The Treasury had directed that the land be compulsorily acquired as it would be cheaper. But PKA acquired the land from KDSB at RM25 per sq ft, which drew criticism as, had it been acquired via the Land Acquisition Act, the price would have been less than half.

According to Phang, the acquisition of the land on a willing buyer-willing seller basis was done following a letter to PKA from the then transport minister Tun Dr Ling Liong Sik. Tun Dr Mahathir Mohamad was the prime minister at the time.

She said that the plan initially was to develop the land in two stages, with the first phase involving 500 acres. PKA’s role was to jump-start the project by developing the first 500 acres and the rest was to be done later.

On March 3, 2004, the PM and transport minister then (Abdullah and Chan) directed PKA to develop the entire 1,000 acres in a single phase on the advice of Jafzi, she testified.

“Jafzi, represented by Chuck Heath, had briefed the minister on 10 good reasons why it should be developed in a single phase. This is very clear in my mind because suddenly we have to do amendment, we have to set up legal document and development agreement. Therefore the scope widened… there is financial implication.”

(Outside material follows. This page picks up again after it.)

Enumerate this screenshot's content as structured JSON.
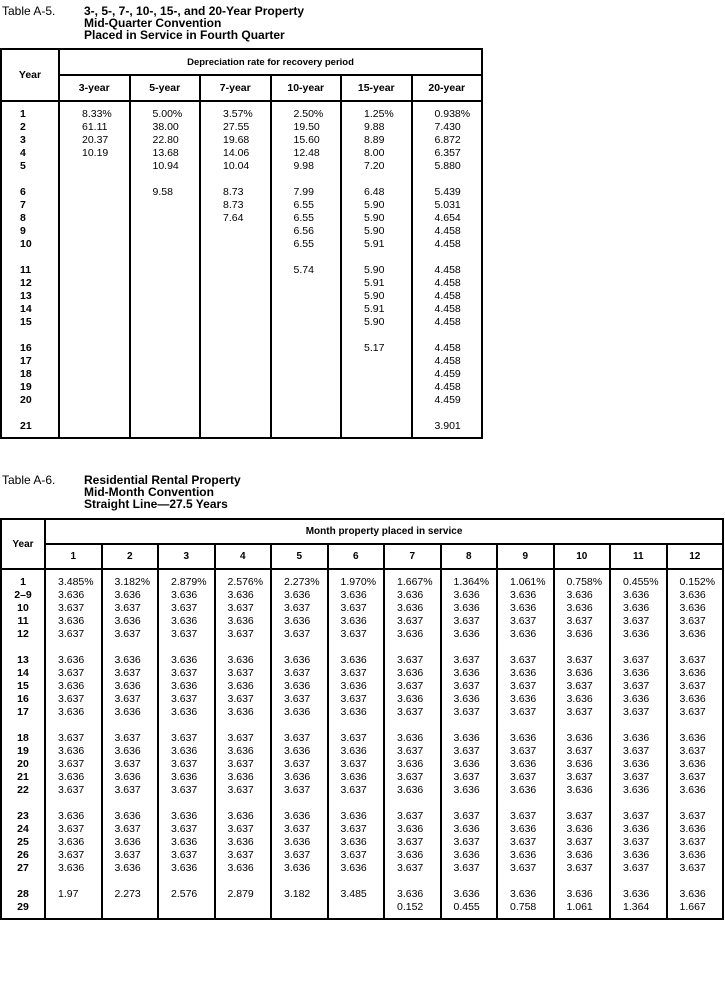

Phang said that she had reminded Chan at every opportunity during post-Cabinet meetings that PKA was only supposed to jump-start the project but she was merely told to implement it.

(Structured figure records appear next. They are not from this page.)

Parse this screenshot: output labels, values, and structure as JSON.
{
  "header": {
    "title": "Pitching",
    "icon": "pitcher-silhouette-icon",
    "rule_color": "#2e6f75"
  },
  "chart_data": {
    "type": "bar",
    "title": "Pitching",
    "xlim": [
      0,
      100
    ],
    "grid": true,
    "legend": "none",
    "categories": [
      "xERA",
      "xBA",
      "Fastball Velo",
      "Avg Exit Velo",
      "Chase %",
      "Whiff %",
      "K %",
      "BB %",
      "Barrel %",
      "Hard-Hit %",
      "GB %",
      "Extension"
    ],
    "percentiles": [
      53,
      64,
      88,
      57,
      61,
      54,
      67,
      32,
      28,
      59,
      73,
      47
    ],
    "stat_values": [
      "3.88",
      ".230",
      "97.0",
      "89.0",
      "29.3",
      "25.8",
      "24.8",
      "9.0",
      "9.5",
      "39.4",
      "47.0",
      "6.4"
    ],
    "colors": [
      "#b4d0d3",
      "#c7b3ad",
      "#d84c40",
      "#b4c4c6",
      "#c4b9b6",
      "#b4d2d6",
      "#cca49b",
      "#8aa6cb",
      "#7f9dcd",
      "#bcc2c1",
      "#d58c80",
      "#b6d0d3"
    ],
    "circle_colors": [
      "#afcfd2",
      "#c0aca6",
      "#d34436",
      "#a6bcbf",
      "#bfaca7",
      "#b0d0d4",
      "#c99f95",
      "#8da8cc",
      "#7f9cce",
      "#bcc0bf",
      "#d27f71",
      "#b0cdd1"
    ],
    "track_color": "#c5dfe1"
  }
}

“I don’t want to be caught for something that I do not know but they say ‘you just implement’. The word is implement, Fine,  I do as ‘Menurut Perintah’ ”.

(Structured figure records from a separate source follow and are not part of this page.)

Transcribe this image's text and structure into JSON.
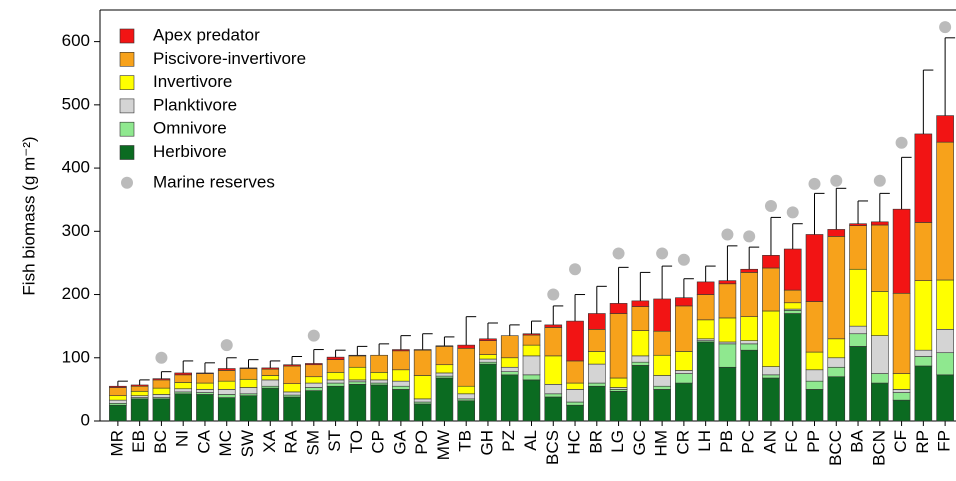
{
  "chart_data": {
    "type": "bar",
    "stacked": true,
    "y_label": "Fish biomass  (g m⁻²)",
    "categories": [
      "MR",
      "EB",
      "BC",
      "NI",
      "CA",
      "MC",
      "SW",
      "XA",
      "RA",
      "SM",
      "ST",
      "TO",
      "CP",
      "GA",
      "PO",
      "MW",
      "TB",
      "GH",
      "PZ",
      "AL",
      "BCS",
      "HC",
      "BR",
      "LG",
      "GC",
      "HM",
      "CR",
      "LH",
      "PB",
      "PC",
      "AN",
      "FC",
      "PP",
      "BCC",
      "BA",
      "BCN",
      "CF",
      "RP",
      "FP"
    ],
    "series": [
      {
        "name": "Herbivore",
        "color": "#0b6b21",
        "values": [
          25,
          35,
          35,
          43,
          42,
          37,
          40,
          52,
          38,
          48,
          55,
          58,
          57,
          50,
          27,
          68,
          32,
          90,
          73,
          65,
          38,
          25,
          55,
          47,
          88,
          50,
          60,
          125,
          85,
          112,
          68,
          170,
          50,
          70,
          118,
          60,
          33,
          87,
          73
        ]
      },
      {
        "name": "Omnivore",
        "color": "#8fe88f",
        "values": [
          3,
          2,
          2,
          3,
          3,
          5,
          3,
          3,
          3,
          5,
          5,
          4,
          3,
          5,
          3,
          3,
          3,
          3,
          5,
          8,
          5,
          5,
          5,
          3,
          5,
          5,
          15,
          2,
          37,
          10,
          5,
          5,
          13,
          15,
          20,
          15,
          12,
          15,
          35
        ]
      },
      {
        "name": "Planktivore",
        "color": "#d4d4d4",
        "values": [
          5,
          3,
          5,
          5,
          5,
          8,
          10,
          10,
          5,
          7,
          5,
          3,
          5,
          8,
          5,
          5,
          8,
          5,
          7,
          30,
          15,
          20,
          30,
          3,
          10,
          17,
          5,
          3,
          3,
          5,
          13,
          2,
          18,
          15,
          12,
          60,
          5,
          10,
          37
        ]
      },
      {
        "name": "Invertivore",
        "color": "#ffff00",
        "values": [
          7,
          7,
          10,
          10,
          10,
          13,
          13,
          7,
          13,
          10,
          12,
          20,
          12,
          18,
          37,
          13,
          12,
          7,
          15,
          17,
          45,
          10,
          20,
          15,
          40,
          32,
          30,
          30,
          38,
          38,
          88,
          10,
          28,
          30,
          90,
          70,
          25,
          110,
          78
        ]
      },
      {
        "name": "Piscivore-invertivore",
        "color": "#f7a21b",
        "values": [
          13,
          8,
          13,
          12,
          15,
          17,
          17,
          10,
          28,
          19,
          20,
          18,
          27,
          30,
          40,
          29,
          60,
          22,
          35,
          16,
          45,
          35,
          35,
          102,
          38,
          38,
          72,
          40,
          54,
          70,
          68,
          20,
          80,
          162,
          69,
          105,
          127,
          92,
          218
        ]
      },
      {
        "name": "Apex predator",
        "color": "#f21414",
        "values": [
          2,
          2,
          2,
          3,
          1,
          3,
          1,
          2,
          2,
          2,
          4,
          1,
          0,
          2,
          1,
          1,
          5,
          3,
          0,
          2,
          4,
          63,
          25,
          16,
          9,
          51,
          13,
          20,
          5,
          5,
          20,
          65,
          106,
          11,
          3,
          5,
          133,
          140,
          42
        ]
      }
    ],
    "errors": [
      8,
      8,
      11,
      19,
      16,
      17,
      13,
      11,
      13,
      22,
      11,
      14,
      18,
      22,
      25,
      14,
      45,
      25,
      17,
      20,
      30,
      42,
      43,
      57,
      45,
      52,
      30,
      25,
      55,
      35,
      60,
      40,
      65,
      65,
      36,
      45,
      82,
      101,
      123
    ],
    "reserves": {
      "name": "Marine reserves",
      "color": "#bbbbbb",
      "values": [
        null,
        null,
        100,
        null,
        null,
        120,
        null,
        null,
        null,
        135,
        null,
        null,
        null,
        null,
        null,
        null,
        null,
        null,
        null,
        null,
        200,
        240,
        null,
        265,
        null,
        265,
        255,
        null,
        295,
        292,
        340,
        330,
        375,
        380,
        null,
        380,
        440,
        null,
        623
      ]
    },
    "ylim": [
      0,
      650
    ],
    "yticks": [
      0,
      100,
      200,
      300,
      400,
      500,
      600
    ],
    "legend": "upper-left"
  }
}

To a question on whether there were doubts or reservations on the part of PKA on the cash flow implications of the project being implemented in a single phase as recommended by Jafzi, Phang said that she had alerted the minister after post-Cabinet meetings and MoT  officers many times.

“But every time the assurance will always be ‘we will take it’,”  Phang testified. She also said that the PKA had written to the MoT that the project be put into the 9th Malaysia Plan to ease its funding requirement.

She also spoke of a plan by Dr Ling (Liong Sik) to establish a National Port Authority which would be able to tap on billions to help finance the PKFZ project. But the plan did not take off as it was not agreed upon by other port operators.

On the appointment of quantity surveyor Perunding BE Sdn Bhd, Phang said that PKA recommended the firm to be part of the consortium of quantity surveyors because it was a bumiputera company and had the experience. She said that both Perunding BE and legal firm Rashid Asari & Co had approached the PKA to be appointed to the job. Both these firms had also done work for KDSB, which raised the issue of conflicts of interest.


This article appeared in
The Edge Financial Daily, Nov 5, 2009.